Auf ihrer Suche stellt Savoy immer wieder fest, wie sehr Rassismus in das Land eingeschrieben ist, entweder durch rassistische Ortsnamen – die so explizit sind, dass ich sie hier nicht wiederholen möchte – oder das bewusste Überschreiben von Namen durch Neubenennung oder das Auslassen bestimmter historischer Details. Als Savoy die Walnut Grove Plantation in South Carolina besucht, erfährt sie bei der Tour, dass die weißen Besitzer*innen sich erfolgreich selbstversorgen konnten. Das Thema Versklavung wurde einfach ausgeklammert. Ein weiteres Beispiel sind die Bezeichnungen Ojibwa oder Chippewa für Anishinaabe. Der weiße Ethnologe Henry Rowe Schoolcraft dachte sich den Namen Ojibwa für dieses indigene Volk der Anishinaabe aus und dieses Wort wurde später einmal falsch verstanden, so dass Chippewa daraus wurde, was im 19. Jahrhundert den Weg in ein staatliches Traktat fand und sich damit etablierte. Lauret erklärt, dass

„In their place-making these newcomers [colonizers] not only set out to possess territory on the ground. They also lay claim to territory of the mind and memory to the future and the past.”

Trace (75)

„Bei ihrer Vereinnahmung von Orten machten sich diese Neuankömmlinge [Kolonialisten] nicht nur auf den Weg Territorium in Form von Land in Besitz zu nehmen. Sie beanspruchten auch Territorien des Geistes und des Gedächtnisses für die Zukunft und die Vergangenheit.“

Trace (75; Übersetzung von poco.lit.)

In ihren Ausführungen scheint sich Savoy eine übliche Praktik der postkolonialen Ökokritik zu Nutze zu machen: Mithilfe der natürlichen Umgebung findet sie eine neue Sprache, um das Unsichtbare sichtbar zu machen. Sie spürt Geschichten auf, indem sie Flüsse und Seen kennen lernt, indem sie ehemalige Plantagen, auf denen Menschen versklavt wurden, Canyons und Friedhöfe besucht. Savoy fügt Fragmente zusammen, die weiterhin durch Lücken charakterisiert werden müssen, aber dennoch ungeahnte Perspektiven über Unterdrückte, Ausgebeutete und Vertriebene eröffnen. Die Amerikanistin Nicole Waller erklärt in ihrem Essay „Common Ground? Neue Diskussionen über die Verbindungen zwischen Post-Kolonialismus und Ökokritik“, dass einige Wissenschaftler*innen den Unterschied zwischen Ökokritik und Postkolonialismus in ihren verschiedenen Interessen verorten: Im Postkolonialismus liege das Interesse auf der Erforschung von Vertreibung, Migration und Diaspora, wohingegen Ökokritiker*innen auf die Beziehung zu Land fixiert sind. Savoy verbindet beides. Sie zeigt wie Mächtige Erzählungen über Land und Leute für ihre Zwecke verwischen, verändern und variieren, dass aber Spuren für eine andere Geschichtsschreibung weiterhin existieren.

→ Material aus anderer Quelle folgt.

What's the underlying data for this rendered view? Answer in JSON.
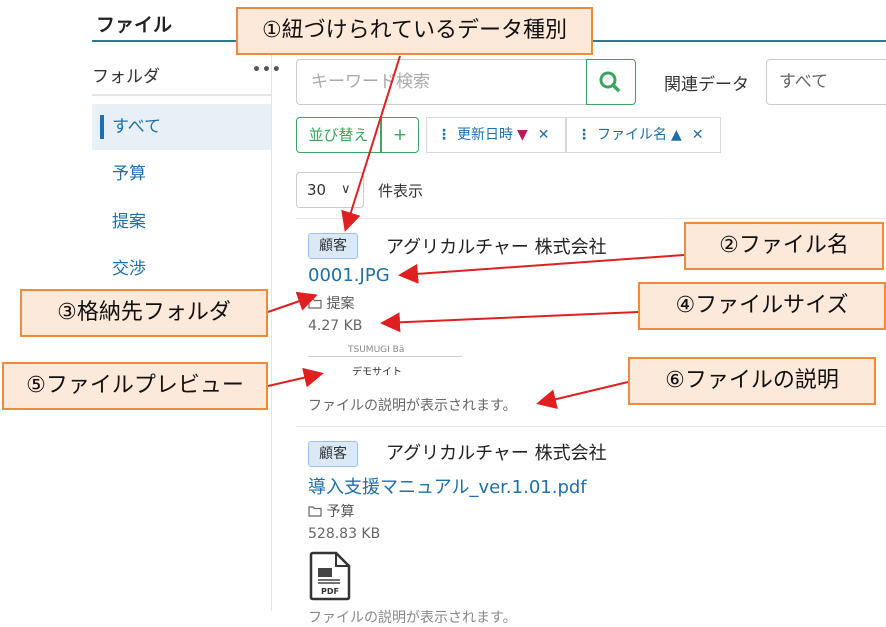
{
  "header": {
    "title": "ファイル"
  },
  "sidebar": {
    "heading": "フォルダ",
    "menu_dots": "•••",
    "items": [
      {
        "label": "すべて"
      },
      {
        "label": "予算"
      },
      {
        "label": "提案"
      },
      {
        "label": "交渉"
      }
    ]
  },
  "search": {
    "placeholder": "キーワード検索",
    "related_label": "関連データ",
    "related_value": "すべて"
  },
  "sort": {
    "button_label": "並び替え",
    "add_label": "+",
    "chips": [
      {
        "label": "更新日時",
        "direction": "▼",
        "remove": "✕"
      },
      {
        "label": "ファイル名",
        "direction": "▲",
        "remove": "✕"
      }
    ]
  },
  "pager": {
    "per_page": "30",
    "chevron": "∨",
    "label": "件表示"
  },
  "files": [
    {
      "tag": "顧客",
      "company": "アグリカルチャー 株式会社",
      "name": "0001.JPG",
      "folder": "提案",
      "size": "4.27 KB",
      "preview_logo": "TSUMUGI Bā",
      "preview_caption": "デモサイト",
      "description": "ファイルの説明が表示されます。"
    },
    {
      "tag": "顧客",
      "company": "アグリカルチャー 株式会社",
      "name": "導入支援マニュアル_ver.1.01.pdf",
      "folder": "予算",
      "size": "528.83 KB",
      "preview_logo": "PDF",
      "description": "ファイルの説明が表示されます。"
    }
  ],
  "callouts": [
    {
      "text": "①紐づけられているデータ種別"
    },
    {
      "text": "②ファイル名"
    },
    {
      "text": "③格納先フォルダ"
    },
    {
      "text": "④ファイルサイズ"
    },
    {
      "text": "⑤ファイルプレビュー"
    },
    {
      "text": "⑥ファイルの説明"
    }
  ],
  "colors": {
    "accent": "#3ba55c",
    "link": "#1f6fa8",
    "callout_fill": "#fde9d9",
    "callout_border": "#ef8a3c",
    "arrow": "#e02020"
  }
}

Die Sichtbarmachung von verdrängten oder verdrehten Fragmenten durch einen postkolonialen und ökokritischen Ansatz kann als Einladung zur Selbstreflexion verstanden werden. Vor ein paar Monaten, nach den brutalen Morden an Reyshard Brooks und George Floyd durch weiße Polizisten in den USA und den folgenden Black Lives Matter Protesten, organisierte Jessica J. Lee über Twitter einen Buchclub unter dem Hashtag #AlliesInTheLandscape, um Anti-Schwarzen Rassismus in der Natur zu bekämpfen. Neben inhaltlichen Diskussionen über verschiedene Bücher, u.a. Trace von Lauret Savoy, lud Lee Teilnehmende ein, ihr eigenes Handeln und mögliche Kompliz*innenschaft zu reflektieren. Was Menschen lesen und denken, wie sie sprechen, wohin sie reisen, wird durch gesellschaftliche Normen geformt, die manchmal unsichtbar wirken. Doch Trace zeigt, dass es Möglichkeiten gibt, zu intervenieren. Texte und Orte können durch eine andere Brille gelesen werden, denn, so zeigt Savoys Buch, Land erinnert. Es beginnt mit dem Hinterfragen.